The tomb of the old prince differed from the ones found before. Originally the burial chamber was elliptical and smaller, but although it was older than the others, it was better preserved. Ceramics were also found here as burial objects, but they were stylistically very different from the others. The only companions of the old ruler were a young woman, about 16-18 years old, and a llama. Although this tomb was smaller, simpler and without the many secondary burials, the grave goods were extremely rich and complex. In addition, some of the finds corresponded to those of the Lord of Sipán. Thus it was concluded that the burial site here was of the same rank as the Señor of Sipán, except that the grave was much older. In the course of time, the complexity of the elite graves seems to have increased. In the meantime, DNA analyses have shown that the old ruler was a blood relative of the ruler, who lived four generations before him.
In the valley of Lambayeque, about 33 km northwest of Chiclayo, 26 clay pyramids of the Lambayeque culture have been uncovered on an area of 220 hectares. The Huaca Larga, with its enormous dimensions of 700 metres length, 100 metres width and 40 metres height, is considered the largest adobe pyramid in the world. Around 800 AD, the Lambayeque and Sicán cultures penetrated the power vacuum that the Mochica had left behind after the fall of the Moche culture.

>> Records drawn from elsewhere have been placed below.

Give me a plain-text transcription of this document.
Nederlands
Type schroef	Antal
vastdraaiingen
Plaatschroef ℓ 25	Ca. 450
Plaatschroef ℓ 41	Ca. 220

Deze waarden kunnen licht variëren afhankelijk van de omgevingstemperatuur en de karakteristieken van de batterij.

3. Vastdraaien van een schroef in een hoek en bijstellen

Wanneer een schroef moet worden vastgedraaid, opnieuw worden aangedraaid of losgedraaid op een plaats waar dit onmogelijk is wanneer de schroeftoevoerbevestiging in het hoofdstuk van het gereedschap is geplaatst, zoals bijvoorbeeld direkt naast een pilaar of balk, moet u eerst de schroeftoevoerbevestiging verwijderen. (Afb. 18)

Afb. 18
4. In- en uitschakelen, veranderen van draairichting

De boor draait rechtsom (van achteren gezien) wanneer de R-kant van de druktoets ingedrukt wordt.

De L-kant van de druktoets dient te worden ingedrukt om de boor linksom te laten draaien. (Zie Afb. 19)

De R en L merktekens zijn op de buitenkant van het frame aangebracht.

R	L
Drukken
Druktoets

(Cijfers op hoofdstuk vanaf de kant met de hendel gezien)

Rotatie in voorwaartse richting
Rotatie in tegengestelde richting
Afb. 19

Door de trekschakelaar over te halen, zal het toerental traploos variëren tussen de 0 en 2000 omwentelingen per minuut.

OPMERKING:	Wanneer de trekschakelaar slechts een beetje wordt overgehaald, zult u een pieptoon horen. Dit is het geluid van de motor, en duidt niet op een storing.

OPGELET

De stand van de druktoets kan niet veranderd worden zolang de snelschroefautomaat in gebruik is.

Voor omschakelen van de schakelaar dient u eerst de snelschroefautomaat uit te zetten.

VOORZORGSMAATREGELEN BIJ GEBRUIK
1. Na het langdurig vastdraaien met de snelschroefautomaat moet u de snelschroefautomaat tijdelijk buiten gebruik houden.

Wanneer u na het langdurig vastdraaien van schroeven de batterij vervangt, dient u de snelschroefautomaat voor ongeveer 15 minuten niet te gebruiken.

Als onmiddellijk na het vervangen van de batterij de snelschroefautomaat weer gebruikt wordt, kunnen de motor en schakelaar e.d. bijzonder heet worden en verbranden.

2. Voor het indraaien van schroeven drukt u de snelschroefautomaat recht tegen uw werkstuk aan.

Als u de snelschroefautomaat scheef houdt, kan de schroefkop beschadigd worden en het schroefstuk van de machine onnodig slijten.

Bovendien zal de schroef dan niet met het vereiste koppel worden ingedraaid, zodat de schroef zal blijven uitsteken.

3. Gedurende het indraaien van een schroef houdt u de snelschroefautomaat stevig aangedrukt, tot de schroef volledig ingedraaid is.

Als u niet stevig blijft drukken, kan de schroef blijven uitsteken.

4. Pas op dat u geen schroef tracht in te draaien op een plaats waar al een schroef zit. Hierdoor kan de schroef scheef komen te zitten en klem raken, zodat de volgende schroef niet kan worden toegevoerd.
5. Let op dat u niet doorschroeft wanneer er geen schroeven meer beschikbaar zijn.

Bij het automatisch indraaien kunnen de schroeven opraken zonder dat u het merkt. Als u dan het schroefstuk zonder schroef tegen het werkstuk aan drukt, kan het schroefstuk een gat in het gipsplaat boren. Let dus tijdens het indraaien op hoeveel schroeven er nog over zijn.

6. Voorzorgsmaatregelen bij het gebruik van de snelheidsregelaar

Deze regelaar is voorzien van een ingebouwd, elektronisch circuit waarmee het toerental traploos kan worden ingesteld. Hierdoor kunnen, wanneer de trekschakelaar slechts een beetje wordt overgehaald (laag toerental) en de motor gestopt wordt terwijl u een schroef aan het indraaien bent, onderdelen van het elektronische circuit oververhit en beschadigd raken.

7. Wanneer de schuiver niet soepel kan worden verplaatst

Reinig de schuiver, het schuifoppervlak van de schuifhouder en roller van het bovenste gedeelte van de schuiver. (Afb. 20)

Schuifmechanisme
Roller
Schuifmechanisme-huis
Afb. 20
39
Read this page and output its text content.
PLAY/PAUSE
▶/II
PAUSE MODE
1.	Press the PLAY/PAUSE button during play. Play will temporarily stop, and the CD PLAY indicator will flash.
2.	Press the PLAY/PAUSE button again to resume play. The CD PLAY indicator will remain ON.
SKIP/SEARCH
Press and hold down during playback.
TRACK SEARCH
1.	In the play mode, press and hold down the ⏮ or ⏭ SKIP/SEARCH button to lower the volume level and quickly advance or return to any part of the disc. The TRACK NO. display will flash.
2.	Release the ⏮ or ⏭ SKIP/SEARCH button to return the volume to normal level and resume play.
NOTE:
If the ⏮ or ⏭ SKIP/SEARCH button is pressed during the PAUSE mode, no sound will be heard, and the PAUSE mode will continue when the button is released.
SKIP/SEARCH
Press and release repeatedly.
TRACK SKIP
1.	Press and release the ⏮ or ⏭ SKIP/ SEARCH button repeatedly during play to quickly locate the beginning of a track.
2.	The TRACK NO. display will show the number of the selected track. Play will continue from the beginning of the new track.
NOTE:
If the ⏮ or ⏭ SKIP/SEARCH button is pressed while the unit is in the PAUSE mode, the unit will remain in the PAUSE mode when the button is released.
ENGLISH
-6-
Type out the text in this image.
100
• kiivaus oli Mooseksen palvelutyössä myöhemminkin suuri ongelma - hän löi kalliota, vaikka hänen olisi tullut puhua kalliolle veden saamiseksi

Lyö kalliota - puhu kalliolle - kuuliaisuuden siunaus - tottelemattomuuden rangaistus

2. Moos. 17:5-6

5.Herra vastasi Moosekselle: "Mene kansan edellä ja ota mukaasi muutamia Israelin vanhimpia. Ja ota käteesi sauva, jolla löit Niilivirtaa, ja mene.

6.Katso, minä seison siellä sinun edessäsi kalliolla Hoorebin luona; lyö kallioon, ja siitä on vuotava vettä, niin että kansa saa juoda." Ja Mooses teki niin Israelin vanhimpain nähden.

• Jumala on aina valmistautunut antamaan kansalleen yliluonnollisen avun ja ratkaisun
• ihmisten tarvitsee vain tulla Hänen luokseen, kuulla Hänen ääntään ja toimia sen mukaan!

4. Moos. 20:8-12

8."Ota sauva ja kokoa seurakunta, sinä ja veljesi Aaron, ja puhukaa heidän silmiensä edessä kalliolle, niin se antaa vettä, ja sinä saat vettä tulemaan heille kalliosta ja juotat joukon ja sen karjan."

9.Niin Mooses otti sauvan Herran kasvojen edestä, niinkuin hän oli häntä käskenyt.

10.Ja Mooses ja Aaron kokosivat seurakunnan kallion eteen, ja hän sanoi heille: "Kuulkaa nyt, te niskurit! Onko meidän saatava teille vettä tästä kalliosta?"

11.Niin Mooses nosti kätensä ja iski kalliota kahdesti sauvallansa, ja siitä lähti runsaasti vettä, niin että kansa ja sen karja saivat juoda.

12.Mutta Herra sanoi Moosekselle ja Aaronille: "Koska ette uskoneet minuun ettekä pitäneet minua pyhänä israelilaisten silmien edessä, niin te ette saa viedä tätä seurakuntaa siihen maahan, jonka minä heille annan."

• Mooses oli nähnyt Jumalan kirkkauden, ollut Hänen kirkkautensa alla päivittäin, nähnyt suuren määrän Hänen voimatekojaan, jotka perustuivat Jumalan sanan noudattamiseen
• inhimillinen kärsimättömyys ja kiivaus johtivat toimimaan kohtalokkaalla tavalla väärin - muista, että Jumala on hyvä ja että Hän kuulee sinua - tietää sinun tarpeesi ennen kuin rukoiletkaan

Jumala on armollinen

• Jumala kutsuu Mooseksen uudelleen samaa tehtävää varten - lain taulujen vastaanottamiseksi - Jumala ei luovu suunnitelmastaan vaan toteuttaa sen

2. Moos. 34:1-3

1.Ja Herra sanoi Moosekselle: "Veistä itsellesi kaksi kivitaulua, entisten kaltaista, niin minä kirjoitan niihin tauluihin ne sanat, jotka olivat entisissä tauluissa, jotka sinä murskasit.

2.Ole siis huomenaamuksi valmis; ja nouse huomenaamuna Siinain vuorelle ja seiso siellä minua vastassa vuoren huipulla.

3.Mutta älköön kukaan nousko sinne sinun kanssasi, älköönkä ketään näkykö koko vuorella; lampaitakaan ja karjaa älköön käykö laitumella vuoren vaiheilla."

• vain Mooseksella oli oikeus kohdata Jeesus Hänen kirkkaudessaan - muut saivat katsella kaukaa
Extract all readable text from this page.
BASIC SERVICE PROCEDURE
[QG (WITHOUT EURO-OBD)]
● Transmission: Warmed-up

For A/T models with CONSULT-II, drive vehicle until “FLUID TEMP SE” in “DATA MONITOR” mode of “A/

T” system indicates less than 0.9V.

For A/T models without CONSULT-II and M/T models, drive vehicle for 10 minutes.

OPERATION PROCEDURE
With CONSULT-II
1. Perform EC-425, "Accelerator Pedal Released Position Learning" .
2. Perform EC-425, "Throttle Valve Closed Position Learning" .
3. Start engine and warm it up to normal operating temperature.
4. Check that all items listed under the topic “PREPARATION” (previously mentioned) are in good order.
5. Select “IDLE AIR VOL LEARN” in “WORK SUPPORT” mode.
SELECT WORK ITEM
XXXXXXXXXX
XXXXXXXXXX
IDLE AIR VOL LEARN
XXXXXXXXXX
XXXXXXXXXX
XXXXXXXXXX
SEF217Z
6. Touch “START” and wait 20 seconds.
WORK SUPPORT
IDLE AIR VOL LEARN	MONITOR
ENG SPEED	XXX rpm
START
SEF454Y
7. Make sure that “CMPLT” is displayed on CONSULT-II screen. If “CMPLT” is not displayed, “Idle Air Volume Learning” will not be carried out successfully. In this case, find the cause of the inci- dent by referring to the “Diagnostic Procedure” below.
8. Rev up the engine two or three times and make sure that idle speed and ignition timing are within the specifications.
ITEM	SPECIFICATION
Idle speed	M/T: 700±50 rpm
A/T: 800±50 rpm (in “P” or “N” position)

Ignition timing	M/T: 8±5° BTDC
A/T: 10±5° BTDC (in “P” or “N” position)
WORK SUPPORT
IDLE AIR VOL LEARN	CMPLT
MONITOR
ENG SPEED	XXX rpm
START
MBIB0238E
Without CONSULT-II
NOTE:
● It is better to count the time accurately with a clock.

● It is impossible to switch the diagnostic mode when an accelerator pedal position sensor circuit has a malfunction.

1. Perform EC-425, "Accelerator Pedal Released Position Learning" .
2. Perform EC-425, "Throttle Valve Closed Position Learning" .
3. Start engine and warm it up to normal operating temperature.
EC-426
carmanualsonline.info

The construction of the pyramids from unfired clay bricks dates back to the period between 1000 and 1300 AD. In contrast to other pyramid-building cultures, the monumental buildings had no purely ritual function, rather their large, flattened platforms were inhabited and functioned as the upper town of the elites. The modern scientific study of Túcume only began shortly before the turn of the last century and is confronted with the dilemma that excavations, by removing the once protective surface layer, contribute to the further erosion of the buildings, which are difficult to deal with due to the climatic conditions, especially in the so-called El Niño years. There is a small local museum, reopened in 2014 after extensive reconstruction, which exhibits the replicas of some friezes.